O Rui Pinto, antes de
ser preso, estava a colaborar com uma investigação Francesa, país onde as
provas obtidas mediante aqueles métodos não foram consideradas nulas. Este e
outros tantos casos fizeram com que a União Europeia sentisse a necessidade de elaborar
uma diretiva para a proteção dos denunciantes. Esta diretiva, adotada a 7 de
outubro de 2019 e que deve ser transposta para a ordem interna até outubro de
2021, visa garantir a proteção eficaz do denunciante que alerte para casos em que
se coloca em causa o Interesse Público, como a corrupção.
Nesta linha, também a
Advogada, ex-Juíza e membro do Parlamento Europeu, Eva Joly, questionou-se recentemente sobre o processo do Rui Pinto, afirmando que “Numa
altura em que a União Europeia acaba de criar uma diretiva para uma maior
proteção aos denunciantes, Portugal está a tomar uma decisão errada ao tratar
Rui Pinto desta forma. Enquanto Rui Pinto está preso em Portugal, promotores de
nove países (incluindo França, Bélgica, Espanha, Holanda e Inglaterra)

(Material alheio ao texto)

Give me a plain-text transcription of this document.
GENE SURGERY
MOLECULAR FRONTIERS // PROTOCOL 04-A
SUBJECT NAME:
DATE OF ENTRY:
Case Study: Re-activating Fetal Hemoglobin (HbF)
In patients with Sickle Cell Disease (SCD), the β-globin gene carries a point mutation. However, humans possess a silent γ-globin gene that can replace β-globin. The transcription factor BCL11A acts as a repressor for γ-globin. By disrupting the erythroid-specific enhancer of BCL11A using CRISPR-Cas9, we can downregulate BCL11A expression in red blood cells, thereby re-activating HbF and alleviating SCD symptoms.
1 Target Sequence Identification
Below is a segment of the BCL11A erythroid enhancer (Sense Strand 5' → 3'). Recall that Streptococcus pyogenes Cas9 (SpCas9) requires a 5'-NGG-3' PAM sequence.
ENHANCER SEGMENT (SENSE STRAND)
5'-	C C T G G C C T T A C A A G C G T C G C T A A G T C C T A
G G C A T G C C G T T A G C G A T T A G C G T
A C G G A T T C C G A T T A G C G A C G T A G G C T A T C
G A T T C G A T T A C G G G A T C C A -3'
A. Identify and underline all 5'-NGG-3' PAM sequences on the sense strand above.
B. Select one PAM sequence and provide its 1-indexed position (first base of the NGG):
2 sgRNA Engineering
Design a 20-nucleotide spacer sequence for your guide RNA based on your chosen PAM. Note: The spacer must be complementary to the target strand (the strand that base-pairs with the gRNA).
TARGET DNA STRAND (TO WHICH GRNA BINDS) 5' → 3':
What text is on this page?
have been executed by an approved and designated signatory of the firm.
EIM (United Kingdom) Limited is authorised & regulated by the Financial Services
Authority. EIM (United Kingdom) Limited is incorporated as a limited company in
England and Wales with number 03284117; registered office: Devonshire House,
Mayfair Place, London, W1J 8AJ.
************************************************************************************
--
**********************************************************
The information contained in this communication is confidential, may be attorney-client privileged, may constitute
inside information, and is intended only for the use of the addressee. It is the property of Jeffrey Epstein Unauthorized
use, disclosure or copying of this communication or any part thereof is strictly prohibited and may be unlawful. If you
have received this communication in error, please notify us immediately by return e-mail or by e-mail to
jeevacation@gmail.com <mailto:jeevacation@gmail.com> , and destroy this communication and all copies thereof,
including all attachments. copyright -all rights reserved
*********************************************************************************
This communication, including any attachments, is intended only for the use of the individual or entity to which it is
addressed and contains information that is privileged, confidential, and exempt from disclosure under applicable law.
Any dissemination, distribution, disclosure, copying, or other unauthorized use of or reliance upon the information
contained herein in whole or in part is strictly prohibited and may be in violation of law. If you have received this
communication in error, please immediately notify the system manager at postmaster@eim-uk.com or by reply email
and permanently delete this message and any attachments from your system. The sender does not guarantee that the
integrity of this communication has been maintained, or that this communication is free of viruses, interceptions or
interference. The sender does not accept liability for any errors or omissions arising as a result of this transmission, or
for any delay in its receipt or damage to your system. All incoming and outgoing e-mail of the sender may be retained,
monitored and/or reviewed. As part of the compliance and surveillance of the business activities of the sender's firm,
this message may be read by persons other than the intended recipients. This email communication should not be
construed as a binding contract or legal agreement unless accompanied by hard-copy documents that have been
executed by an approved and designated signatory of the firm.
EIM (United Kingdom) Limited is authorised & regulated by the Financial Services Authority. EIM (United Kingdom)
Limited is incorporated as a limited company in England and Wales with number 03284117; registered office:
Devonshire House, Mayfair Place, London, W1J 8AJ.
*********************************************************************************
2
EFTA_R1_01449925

iniciaram investigações com base nas divulgações no Football Leaks”. Eva Joly conclui que “As autoridades portuguesas afirmam que não podem usar as
revelações do Football Leaks, uma vez que são consideradas como obtidas
ilegalmente. Quando o quadro jurídico não é bom o suficiente para combater a
corrupção, é tempo de Portugal considerar se a legislação deve ser alterada”.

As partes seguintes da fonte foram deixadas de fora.